When you need full control over the serving container — a custom inference handler, extra system packages, or a pre-built image — register a model with a container image instead of a decorated class or a Python model object. Every model image runs the chalk-remote-call-python shim, which routes requests and handles PyArrow serialization. You supply a handler and an entrypoint that points chalk-remote-call at it, then register either a chalkcompute.Image (Chalk builds it) or a pre-built Docker image (you build it).

Writing a handler

The handler receives a dict of PyArrow Arrays — one per input_schema column — and returns a PyArrow Array. Optionally define on_startup to load resources once when the container starts; artifacts mounted via a volume live at /app/artifacts/ (see Automatic Volume Upload for Model Artifacts).

model.py

import json

import pyarrow as pa
import pyarrow.compute as pc

model = None


def on_startup():
    global model
    with open("/app/artifacts/model.json") as f:
        model = json.load(f)


def handler(event: dict[str, pa.Array], context: dict) -> pa.Array:
    factor = model["factor"]
    return pc.multiply(event["x"], pa.scalar(factor, type=pa.float64()))
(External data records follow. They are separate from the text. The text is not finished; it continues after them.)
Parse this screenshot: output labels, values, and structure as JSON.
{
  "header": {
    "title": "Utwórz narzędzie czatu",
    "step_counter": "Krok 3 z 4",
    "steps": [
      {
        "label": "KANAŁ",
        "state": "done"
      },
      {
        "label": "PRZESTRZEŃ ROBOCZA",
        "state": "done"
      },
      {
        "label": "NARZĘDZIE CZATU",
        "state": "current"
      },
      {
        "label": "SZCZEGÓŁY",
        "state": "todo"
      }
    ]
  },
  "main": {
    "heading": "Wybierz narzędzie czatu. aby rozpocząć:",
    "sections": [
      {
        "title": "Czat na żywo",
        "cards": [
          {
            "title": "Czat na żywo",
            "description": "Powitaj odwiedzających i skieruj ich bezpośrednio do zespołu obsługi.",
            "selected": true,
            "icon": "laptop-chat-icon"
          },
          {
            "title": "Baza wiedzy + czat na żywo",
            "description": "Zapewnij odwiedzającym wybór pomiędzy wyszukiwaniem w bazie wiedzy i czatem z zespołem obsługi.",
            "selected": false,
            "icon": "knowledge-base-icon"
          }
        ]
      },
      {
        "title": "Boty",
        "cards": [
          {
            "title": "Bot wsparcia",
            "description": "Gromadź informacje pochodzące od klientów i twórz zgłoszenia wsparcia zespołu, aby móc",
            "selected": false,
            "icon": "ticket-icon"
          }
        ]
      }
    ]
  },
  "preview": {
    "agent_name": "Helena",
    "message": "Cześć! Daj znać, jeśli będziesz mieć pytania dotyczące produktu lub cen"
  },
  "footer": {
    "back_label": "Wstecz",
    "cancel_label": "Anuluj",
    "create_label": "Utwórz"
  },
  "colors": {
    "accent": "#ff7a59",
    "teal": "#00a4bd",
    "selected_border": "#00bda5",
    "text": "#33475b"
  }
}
Point the entrypoint at the handler (and optional startup hook):

chalk-remote-call --handler model.handler --on-startup model.on_startup --port 8080

Building a Chalk image

Pass a chalkcompute.Image and Chalk builds and manages the container for you. Install chalk-remote-call-python, add your handler file, and set chalk-remote-call as the entrypoint:

from chalk.client import ChalkClient
from chalkcompute import Image

client = ChalkClient()

image = (
    Image.debian_slim("3.11")
    .pip_install(["chalk-remote-call-python", "pyarrow"])
    .add_local_file("model.py", "/app/model.py", strategy="copy")
    .env({"PYTHONPATH": "/app"})
    .workdir("/app")
    .entrypoint(["chalk-remote-call", "--handler", "model.handler", "--port", "8080"])
)

client.register_model_version(
    name="my-model",
    input_schema={"x": float},
    output_schema={"y": float},
    model_image=image,
)

Useful chalkcompute.Image methods:

.base(image) — use a custom base Docker image
.debian_slim(python_version) — slim Debian base with the given Python version
.pip_install(packages) — install Python packages
.run_commands(commands) — run shell commands during the build
.add_local_file(src, dest, strategy) / .add_local_dir(src, dest, strategy) — copy files in
.env(vars) / .workdir(path) / .entrypoint(command) — set env vars, working dir, entrypoint

Using a pre-built Docker image

If you build and push the image yourself, register it by string reference. The image must meet the same requirements: install chalk-remote-call-python, define a handler (and optional on_startup), and run chalk-remote-call as the entrypoint.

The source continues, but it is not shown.